Paradise Lost- a film that would, most likely, have only limited appeal for John Milton - attempts to meld Stockwell's brand of shampoo-commercial cinema with the intestinal horror popularised by Eli Roth in Hostel. As in that picture, the story concerns the dissection of a party of largely ignorant, largely American tourists by inhabitants of some stubbornly foreign locale. Swimsuits rarely being worn in Slovakia, Mr Stockwell has taken his bevy of idiots to Brazil, where, after being involved in a bus crash, they get abducted by a greedy doctor in search of organs for transplant.
To be fair, some of the scenes that are actually supposed to be offensive achieve that aim comfortably. The forced removal of a kidney belonging to one previously perky young lady may, in particular, cause even hardened horror fans to cover their eyes.
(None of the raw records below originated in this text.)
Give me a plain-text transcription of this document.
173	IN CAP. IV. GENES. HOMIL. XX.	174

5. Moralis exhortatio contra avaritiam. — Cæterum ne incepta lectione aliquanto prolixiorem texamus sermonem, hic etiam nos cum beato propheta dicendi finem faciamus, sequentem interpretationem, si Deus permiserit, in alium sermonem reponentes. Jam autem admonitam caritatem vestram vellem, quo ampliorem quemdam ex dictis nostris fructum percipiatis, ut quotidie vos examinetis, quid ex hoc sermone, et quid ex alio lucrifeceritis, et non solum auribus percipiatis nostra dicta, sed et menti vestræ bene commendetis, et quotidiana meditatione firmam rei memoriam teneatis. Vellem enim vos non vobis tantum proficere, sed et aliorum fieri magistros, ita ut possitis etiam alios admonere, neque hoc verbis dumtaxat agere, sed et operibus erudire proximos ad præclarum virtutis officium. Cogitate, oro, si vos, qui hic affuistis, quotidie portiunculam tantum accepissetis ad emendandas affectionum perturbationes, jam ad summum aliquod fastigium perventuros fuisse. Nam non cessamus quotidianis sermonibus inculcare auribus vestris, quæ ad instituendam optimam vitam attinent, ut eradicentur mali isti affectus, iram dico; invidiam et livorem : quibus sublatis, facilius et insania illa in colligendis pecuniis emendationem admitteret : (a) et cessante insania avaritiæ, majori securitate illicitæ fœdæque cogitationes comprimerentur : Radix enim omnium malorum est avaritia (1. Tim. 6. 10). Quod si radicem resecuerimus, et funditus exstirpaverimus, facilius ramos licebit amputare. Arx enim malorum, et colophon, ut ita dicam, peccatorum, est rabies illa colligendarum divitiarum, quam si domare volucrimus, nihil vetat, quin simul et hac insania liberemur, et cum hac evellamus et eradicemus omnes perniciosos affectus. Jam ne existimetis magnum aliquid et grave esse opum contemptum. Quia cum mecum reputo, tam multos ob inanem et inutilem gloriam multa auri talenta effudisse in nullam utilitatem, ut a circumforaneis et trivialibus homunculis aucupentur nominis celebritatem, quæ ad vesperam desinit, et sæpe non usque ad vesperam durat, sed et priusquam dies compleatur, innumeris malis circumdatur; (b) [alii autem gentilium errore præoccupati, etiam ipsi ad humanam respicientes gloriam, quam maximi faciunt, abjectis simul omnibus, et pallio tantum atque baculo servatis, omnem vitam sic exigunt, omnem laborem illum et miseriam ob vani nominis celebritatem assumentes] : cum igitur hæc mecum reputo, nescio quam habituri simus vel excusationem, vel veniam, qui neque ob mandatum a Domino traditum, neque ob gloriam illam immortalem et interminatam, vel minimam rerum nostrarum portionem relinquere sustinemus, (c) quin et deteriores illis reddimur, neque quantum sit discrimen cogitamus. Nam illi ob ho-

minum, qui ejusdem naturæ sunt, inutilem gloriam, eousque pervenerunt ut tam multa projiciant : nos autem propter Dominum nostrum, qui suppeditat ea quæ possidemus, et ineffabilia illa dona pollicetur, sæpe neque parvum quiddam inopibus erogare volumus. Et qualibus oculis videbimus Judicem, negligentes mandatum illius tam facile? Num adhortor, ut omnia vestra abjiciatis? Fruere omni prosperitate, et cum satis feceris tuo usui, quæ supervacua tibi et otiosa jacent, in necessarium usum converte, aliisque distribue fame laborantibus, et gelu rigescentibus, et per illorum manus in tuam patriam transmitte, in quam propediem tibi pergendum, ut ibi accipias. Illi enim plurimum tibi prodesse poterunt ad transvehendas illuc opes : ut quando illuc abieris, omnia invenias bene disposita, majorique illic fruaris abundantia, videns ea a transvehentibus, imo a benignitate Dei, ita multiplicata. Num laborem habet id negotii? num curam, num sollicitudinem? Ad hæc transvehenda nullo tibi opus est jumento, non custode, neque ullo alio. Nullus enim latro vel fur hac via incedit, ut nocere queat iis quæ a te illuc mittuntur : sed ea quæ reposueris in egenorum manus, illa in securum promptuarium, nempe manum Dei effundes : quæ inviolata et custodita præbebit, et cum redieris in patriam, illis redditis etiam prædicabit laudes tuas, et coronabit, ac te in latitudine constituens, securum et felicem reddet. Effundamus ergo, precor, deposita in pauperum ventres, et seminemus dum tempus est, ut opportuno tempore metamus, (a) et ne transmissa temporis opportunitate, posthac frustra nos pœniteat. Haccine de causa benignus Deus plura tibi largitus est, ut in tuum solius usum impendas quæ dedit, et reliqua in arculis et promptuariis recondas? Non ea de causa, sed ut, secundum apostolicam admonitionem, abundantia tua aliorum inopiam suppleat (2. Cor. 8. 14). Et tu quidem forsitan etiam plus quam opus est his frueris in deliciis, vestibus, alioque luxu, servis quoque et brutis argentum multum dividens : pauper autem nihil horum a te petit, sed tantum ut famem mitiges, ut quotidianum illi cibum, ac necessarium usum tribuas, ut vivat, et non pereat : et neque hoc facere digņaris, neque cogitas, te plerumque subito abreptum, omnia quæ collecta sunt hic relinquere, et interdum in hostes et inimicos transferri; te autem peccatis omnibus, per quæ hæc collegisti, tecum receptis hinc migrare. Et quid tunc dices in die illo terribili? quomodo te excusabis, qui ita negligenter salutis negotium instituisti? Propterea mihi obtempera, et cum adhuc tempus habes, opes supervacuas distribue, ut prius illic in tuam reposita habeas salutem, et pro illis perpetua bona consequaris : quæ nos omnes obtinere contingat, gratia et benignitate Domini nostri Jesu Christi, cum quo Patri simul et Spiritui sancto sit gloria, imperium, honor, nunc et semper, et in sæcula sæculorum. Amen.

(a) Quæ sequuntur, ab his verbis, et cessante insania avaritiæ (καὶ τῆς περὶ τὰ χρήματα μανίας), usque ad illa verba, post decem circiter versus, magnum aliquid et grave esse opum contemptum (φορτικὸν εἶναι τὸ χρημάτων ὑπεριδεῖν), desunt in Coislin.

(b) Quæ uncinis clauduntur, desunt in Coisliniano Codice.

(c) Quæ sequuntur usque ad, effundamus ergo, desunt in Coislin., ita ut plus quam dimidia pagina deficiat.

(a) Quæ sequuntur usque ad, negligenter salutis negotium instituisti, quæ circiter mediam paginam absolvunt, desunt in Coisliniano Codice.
For the most part, however, Paradise Lostis revolting by accident. The gestures towards socio-political commentary fail miserably. The reduction of the locals to either victims or psychopaths is embarrassing. And the director's obsession with nude midriffs - never particularly healthy - takes on sinister dimensions when those sections are being repeatedly sliced open by scalpels.
What did the devil say in that other Paradise Lost? "Better to rule in hell then serve in heaven." On this evidence it seems unlikely Stockwell will manage either.